Phase dependence and mechanical and thermal ductility of the luminescence properties of tetranuclear Cu(I) metallacycle assemblies stabilized by ditopic organo-pnictogen (P,As) ligands

A new highly solid-state luminescent dicationic Cu(i)(4) metallacycle A based on a mixed P,As ligand assembly is reported for the first time. Surprisingly, as compared to a previously described related Cu(i)4 metallacycle B based on a similar P,P ligand, a moderate effect of the presence of arsenic atoms in the photophysical processes is observed. A thorough combined experimental and theoretical study is conducted revealing that, in Cu(i) polymetallic assemblies bearing pnictogen ligands, the substitution of a phosphorus atom by an arsenic atom does not cause systematically an alteration of the SOC values and therefore an improvement of the radiative relaxation rates.

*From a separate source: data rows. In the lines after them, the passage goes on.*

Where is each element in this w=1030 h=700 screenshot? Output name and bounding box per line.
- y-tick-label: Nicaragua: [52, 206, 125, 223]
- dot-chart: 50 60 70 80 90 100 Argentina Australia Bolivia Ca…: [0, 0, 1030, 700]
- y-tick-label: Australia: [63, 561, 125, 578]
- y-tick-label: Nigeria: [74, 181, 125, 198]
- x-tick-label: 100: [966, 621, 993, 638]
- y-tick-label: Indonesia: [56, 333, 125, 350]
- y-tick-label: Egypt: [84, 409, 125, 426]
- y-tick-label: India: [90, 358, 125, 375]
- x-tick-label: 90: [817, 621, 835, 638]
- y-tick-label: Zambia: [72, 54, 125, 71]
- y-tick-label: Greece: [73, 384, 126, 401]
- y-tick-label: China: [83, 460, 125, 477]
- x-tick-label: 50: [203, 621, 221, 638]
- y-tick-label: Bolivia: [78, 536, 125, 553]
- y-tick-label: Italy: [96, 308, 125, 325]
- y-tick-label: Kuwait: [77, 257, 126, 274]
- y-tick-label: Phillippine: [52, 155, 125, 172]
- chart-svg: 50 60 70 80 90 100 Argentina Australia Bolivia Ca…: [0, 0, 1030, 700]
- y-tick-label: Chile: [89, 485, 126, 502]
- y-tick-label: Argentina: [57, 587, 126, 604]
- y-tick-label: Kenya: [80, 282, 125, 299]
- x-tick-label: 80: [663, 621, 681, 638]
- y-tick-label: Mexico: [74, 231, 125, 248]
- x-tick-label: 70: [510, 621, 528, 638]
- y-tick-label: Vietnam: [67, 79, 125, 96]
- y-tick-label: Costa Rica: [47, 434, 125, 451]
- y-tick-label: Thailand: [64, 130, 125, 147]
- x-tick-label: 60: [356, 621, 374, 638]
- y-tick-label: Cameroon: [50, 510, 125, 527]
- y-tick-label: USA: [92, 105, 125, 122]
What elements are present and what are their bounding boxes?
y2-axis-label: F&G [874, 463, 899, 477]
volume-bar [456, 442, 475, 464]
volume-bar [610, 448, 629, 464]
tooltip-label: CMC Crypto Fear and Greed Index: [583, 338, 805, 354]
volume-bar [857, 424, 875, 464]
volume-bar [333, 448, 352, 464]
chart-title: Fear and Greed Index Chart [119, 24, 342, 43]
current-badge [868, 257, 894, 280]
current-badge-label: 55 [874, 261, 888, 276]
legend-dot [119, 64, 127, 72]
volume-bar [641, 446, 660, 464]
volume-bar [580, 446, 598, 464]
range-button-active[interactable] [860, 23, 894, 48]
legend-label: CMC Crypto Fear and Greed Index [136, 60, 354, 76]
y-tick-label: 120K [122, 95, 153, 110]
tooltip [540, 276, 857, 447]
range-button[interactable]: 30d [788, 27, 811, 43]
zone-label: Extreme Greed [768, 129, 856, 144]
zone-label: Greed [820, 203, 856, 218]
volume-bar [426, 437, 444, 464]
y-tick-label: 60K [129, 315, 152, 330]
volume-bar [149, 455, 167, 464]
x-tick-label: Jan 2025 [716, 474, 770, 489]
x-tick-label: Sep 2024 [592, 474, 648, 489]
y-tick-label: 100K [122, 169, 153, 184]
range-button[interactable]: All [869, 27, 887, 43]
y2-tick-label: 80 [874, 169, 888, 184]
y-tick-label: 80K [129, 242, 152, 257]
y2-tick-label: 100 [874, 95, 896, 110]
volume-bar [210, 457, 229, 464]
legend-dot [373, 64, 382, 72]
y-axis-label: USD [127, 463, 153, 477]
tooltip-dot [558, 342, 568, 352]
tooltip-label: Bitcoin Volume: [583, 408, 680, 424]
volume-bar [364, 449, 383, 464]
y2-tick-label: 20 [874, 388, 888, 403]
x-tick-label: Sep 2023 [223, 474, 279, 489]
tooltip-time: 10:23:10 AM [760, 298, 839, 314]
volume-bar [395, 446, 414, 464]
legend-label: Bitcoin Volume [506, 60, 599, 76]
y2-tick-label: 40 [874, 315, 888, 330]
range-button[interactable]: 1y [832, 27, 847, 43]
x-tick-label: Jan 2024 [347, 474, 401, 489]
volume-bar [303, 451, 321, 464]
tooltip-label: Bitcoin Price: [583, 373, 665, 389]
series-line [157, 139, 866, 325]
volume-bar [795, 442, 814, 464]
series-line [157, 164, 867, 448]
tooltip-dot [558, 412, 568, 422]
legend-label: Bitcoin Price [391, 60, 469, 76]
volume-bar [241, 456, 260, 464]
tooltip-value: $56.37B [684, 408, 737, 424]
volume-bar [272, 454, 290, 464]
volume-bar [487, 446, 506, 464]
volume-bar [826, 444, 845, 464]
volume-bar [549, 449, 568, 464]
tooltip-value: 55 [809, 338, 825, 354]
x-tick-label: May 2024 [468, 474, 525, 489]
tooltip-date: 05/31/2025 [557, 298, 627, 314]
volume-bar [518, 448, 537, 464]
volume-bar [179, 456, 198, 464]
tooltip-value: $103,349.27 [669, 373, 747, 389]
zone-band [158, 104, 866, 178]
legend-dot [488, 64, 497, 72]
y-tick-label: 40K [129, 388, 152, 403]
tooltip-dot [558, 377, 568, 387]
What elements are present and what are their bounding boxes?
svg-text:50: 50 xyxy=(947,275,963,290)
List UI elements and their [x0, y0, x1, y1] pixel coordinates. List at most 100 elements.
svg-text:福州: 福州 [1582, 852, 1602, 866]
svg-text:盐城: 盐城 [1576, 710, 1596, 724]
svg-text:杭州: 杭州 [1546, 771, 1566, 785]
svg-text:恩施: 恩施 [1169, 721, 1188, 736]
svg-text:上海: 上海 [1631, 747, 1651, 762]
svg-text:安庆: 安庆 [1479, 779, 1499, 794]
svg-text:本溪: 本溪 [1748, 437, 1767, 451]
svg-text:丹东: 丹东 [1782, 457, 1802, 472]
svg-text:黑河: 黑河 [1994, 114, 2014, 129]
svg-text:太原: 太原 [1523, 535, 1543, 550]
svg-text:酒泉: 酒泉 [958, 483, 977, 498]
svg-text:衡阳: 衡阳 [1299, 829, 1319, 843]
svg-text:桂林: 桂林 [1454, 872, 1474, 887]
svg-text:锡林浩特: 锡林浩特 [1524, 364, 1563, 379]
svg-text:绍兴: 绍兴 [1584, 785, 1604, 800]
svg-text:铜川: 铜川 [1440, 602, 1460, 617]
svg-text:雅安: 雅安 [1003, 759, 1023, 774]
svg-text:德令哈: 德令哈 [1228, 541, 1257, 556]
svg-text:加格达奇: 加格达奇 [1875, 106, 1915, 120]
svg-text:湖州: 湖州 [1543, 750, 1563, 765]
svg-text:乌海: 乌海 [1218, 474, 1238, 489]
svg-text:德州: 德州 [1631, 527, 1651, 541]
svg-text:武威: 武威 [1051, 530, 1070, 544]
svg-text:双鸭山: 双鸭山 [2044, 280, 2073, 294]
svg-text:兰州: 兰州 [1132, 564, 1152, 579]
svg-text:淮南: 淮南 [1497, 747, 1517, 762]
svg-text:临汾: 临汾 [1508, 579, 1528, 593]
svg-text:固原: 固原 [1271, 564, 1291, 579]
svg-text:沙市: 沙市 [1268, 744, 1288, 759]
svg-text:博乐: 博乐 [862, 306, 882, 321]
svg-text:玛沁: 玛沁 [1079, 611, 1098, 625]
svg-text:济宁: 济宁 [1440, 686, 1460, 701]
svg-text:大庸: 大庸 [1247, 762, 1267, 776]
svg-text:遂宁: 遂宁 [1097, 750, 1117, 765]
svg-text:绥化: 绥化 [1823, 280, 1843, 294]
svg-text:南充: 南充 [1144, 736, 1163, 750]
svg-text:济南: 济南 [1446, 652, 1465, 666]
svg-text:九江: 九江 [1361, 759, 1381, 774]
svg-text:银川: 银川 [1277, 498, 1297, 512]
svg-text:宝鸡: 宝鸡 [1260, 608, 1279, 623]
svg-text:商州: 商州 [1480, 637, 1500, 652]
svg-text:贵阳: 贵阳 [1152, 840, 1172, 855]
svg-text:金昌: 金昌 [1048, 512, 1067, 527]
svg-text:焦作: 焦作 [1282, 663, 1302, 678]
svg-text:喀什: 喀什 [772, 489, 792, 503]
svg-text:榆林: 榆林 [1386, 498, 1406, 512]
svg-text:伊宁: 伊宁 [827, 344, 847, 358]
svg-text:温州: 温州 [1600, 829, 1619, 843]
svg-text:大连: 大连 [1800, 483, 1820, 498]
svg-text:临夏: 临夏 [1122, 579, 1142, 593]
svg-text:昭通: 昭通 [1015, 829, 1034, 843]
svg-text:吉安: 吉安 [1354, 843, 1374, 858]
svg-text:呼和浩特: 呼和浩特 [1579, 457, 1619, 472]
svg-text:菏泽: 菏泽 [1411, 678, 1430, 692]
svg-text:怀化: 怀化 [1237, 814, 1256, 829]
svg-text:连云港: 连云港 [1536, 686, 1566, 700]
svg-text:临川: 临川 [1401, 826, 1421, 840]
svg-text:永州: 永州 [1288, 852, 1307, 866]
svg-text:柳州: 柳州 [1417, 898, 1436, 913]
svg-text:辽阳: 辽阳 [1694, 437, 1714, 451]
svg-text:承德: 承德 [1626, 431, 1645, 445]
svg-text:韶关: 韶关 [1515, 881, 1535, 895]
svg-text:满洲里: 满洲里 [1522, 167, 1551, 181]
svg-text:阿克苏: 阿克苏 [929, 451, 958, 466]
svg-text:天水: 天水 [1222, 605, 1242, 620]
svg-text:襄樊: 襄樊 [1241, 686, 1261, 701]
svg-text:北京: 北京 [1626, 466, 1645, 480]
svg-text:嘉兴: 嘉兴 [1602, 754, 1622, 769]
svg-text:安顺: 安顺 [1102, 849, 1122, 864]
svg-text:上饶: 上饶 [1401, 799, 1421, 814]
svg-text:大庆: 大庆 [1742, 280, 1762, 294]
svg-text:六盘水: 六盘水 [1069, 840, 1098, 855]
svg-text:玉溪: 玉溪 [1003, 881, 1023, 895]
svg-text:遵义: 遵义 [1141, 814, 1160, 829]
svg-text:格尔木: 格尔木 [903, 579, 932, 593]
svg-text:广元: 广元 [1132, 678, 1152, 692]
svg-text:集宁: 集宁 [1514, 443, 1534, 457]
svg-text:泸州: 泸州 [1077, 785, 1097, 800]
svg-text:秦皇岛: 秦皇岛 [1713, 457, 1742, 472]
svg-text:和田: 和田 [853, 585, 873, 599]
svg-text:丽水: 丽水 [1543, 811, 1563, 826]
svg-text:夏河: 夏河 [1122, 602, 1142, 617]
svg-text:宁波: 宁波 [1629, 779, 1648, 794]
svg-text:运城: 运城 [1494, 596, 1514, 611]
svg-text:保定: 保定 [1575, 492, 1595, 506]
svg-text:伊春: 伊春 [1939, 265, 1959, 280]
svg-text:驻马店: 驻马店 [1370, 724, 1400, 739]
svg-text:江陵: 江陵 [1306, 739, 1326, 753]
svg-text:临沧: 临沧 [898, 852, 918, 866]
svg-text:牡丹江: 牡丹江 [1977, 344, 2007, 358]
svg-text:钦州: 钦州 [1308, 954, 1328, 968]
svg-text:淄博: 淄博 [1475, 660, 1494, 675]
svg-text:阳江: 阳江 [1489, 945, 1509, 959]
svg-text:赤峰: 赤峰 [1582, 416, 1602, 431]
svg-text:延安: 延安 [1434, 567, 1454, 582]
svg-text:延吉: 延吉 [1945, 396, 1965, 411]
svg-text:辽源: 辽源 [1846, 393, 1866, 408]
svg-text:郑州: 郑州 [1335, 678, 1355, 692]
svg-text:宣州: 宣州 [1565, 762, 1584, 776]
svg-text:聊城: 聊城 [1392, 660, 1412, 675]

Intermolecular constraints applied on the gross molecular backbones can play a major role, inducing subtle but noticeable structural alteration impacting optical changes that may differentiate the photophysics of the assemblies regarding the pnictogen atom present. In line with this point, luminescence thermochromism and mechanochromism are observed and analyzed for both A and B assemblies, which moreover also display in the solid state at high temperature an original irreversible thermal crystalline transition that impacts photophysical properties. All in all, this study highlights the subtle and competitive effects that can rule out the photophysics of Cu(i) polymetallic assemblies based on organo-pnictogen ligands and reveals their stimuli-sensitive behaviours, allowing the facile preparation of different phases bearing contrast efficient luminescence properties.